Today Lynnea's ventilator settings were weaned down even further; technically, her current settings are considered settings that are appropriate for an extubation attempt, but there is no big rush to extubate her. At this point they haven't begun doing any pressure support trials with her, so they most likely won't actually attempt to extubate at least until tomorrow afternoon sometime. There are several reasons not to rush to extubate her, one important thing being that they are giving Corey and me some time to discuss how we would like to handle things if extubation doesn't go well -- do we want them to reintubate, or would we rather make a conscious decision at this point to just let her go -- and the truth is that for us at this point, it is a little too soon to make that kind of decision.
One of the things that makes a decision like that extra challenging is the fact that no one can give us any real indication of how much of a recovery Lynnea will make from a neurological standpoint, or even if she will recover at all; there is no way for anyone to know whether or not we will ever truly be able to get "our Lynnea" back, and there is no way to know at this point if fighting to keep her alive no matter what is simply prolonging her suffering, or if there is a chance that we would be able to have more meaningful time with her. These are things that simply cannot be predicted.
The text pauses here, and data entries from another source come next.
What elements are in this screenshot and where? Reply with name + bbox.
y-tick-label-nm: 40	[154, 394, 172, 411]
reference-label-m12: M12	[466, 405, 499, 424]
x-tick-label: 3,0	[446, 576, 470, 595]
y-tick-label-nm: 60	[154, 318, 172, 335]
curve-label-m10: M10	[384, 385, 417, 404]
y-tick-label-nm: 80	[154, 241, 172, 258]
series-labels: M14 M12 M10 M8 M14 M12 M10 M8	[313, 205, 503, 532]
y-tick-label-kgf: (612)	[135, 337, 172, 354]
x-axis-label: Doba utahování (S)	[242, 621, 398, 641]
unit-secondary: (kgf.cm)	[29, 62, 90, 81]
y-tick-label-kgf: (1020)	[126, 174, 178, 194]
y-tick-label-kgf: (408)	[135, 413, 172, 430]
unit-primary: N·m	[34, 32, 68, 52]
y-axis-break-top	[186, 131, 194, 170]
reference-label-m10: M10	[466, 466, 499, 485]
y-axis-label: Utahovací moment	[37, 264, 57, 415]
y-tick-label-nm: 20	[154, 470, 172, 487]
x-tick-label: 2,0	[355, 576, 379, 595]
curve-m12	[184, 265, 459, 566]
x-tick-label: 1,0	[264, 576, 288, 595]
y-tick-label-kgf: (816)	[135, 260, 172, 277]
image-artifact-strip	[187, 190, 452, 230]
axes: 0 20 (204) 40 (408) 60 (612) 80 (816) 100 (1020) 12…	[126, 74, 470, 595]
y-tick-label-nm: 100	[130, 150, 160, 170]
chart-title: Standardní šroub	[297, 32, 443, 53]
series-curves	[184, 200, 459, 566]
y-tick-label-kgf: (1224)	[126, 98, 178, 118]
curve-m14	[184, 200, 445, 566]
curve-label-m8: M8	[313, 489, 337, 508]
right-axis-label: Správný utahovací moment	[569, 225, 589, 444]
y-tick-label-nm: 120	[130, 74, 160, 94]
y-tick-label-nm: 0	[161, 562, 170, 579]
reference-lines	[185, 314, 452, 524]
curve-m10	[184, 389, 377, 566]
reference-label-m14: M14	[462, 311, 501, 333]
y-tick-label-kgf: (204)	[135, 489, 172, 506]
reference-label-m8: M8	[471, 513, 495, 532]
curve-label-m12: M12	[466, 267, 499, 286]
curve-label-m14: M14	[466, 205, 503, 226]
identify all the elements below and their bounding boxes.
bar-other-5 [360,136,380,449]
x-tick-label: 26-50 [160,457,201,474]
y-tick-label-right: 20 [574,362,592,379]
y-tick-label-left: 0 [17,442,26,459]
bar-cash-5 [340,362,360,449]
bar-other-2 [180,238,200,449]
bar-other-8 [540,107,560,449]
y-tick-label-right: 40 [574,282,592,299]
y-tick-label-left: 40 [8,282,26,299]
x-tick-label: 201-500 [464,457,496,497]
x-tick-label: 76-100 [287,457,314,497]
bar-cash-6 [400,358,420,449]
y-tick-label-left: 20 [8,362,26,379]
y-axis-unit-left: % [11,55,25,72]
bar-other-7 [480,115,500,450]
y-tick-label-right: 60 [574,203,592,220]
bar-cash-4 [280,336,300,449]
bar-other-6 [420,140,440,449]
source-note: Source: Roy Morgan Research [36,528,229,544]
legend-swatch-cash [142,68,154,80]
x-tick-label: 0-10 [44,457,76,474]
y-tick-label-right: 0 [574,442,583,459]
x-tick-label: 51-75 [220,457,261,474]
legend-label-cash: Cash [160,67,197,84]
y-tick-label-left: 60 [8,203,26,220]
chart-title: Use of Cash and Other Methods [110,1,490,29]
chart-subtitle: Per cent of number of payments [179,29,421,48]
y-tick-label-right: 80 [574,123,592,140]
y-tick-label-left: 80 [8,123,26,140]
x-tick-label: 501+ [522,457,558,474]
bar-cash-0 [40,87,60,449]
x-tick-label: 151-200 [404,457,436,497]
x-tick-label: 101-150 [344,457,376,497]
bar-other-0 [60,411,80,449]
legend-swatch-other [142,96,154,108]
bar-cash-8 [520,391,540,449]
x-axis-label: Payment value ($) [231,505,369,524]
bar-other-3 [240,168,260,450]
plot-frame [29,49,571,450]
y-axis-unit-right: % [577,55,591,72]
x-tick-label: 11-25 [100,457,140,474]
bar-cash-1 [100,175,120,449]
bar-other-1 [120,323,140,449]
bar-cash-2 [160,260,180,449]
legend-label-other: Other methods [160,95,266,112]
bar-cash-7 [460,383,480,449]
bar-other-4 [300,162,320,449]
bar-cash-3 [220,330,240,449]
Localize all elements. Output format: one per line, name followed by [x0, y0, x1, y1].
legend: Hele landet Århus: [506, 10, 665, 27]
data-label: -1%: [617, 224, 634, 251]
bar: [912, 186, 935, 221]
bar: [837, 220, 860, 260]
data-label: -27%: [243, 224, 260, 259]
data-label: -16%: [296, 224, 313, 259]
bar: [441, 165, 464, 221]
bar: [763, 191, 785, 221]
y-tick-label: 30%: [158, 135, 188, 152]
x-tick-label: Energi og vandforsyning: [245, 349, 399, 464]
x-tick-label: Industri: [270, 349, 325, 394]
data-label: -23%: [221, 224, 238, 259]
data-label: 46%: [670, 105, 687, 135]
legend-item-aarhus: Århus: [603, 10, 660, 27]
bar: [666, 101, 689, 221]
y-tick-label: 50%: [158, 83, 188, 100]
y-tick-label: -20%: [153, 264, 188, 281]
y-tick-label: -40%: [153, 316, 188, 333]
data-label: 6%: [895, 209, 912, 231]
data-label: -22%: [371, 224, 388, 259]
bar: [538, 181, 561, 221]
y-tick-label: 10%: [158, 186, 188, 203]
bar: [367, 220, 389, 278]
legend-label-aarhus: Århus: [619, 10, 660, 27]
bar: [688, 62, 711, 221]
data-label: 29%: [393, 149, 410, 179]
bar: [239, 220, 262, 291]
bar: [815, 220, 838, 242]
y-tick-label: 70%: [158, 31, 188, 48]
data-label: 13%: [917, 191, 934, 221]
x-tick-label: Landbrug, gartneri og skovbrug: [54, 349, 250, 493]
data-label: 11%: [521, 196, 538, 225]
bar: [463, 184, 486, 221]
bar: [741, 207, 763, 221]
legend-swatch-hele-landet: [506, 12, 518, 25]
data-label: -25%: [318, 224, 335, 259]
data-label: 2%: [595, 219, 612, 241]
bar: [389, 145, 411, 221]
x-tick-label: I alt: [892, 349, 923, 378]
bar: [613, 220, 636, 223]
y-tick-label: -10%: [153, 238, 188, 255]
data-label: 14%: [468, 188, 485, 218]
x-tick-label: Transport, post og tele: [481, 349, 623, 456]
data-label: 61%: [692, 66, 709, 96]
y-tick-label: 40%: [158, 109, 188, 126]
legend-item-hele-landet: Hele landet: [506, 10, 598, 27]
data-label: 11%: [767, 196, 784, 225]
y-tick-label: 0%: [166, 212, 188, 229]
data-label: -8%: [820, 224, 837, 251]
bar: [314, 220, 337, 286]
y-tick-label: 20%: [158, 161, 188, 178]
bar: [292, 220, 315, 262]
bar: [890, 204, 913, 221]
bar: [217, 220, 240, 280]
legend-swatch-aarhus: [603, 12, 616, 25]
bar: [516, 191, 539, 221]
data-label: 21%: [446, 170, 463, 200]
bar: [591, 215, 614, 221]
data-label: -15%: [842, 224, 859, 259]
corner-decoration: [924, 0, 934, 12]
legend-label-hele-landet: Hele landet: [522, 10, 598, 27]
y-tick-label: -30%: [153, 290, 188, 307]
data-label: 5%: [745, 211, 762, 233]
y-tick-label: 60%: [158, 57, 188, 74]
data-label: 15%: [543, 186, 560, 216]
There were not any huge changes in Lynnea's condition today, but I certainly noticed some small ones (exactly what they mean for her long-term outcomes are impossible to tell). She moved more today than she did yesterday. Today I definitely saw her move all four of her limbs several times, and not only was the number of times she moved more than yesterday, but the amount that she moved each limb was more than yesterday. It was still not clear if these were purposeful movements, or if they were still primarily reflexive, but she moved. She had her eyes open today and yesterday. Yesterday she clearly did not "look" at anyone, or anything -- she just stared ahead and her eyes didn't move -- she didn't track objects, and she didn't move towards the sound of a voice. Today her eyes moved more, and this evening I got the feeling that perhaps she was trying to move them towards the sound of voices, though it was not clear enough to know for certain. She still seems to have a lot of pain in her left leg which has a blood clot, and it is very sore from the several attempts that it took to put in an IO while she was coding. It is still very sore today, though she didn't cry every single time it was touched today.
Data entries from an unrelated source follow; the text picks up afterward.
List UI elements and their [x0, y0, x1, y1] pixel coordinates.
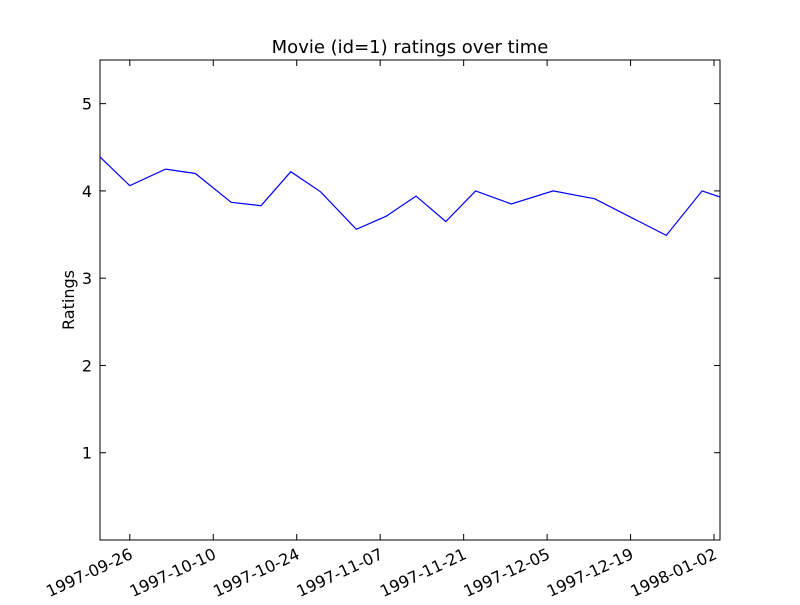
y-tick-label: 5 [82, 95, 92, 114]
chart-title: Movie (id=1) ratings over time [272, 37, 549, 58]
ratings-series-line [99, 156, 721, 237]
y-tick-label: 2 [82, 356, 92, 375]
y-axis-label: Ratings [59, 270, 78, 330]
y-tick-label: 4 [82, 182, 92, 201]
y-tick-label: 3 [82, 269, 92, 288]
plot-frame [99, 59, 721, 541]
y-tick-label: 1 [82, 444, 92, 463]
We all appreciate all of the prayers during this time. The doctors do not hold out a lot of hope for her to recover her neurological function, but there is still a small chance that she could recover some of it, and for God, this is not something beyond his ability -- nothing is. For now, there is no talk of evaluating her for a heart transplant because, in her current condition she is not eligible for transplant. If her neurological function improves, it might be possible to consider her for transplant. From a cardiac standpoint, she does not have a lot of time left with her current heart -- no one can say for sure how long, but most likely only weeks, possibly a few months. The decisions that Corey and I are being asked to make about how we would like to proceed from here are very difficult ones. Please continue to pray for healing for Lynnea, but also wisdom, strength, and comfort for us as we face these decisions head on.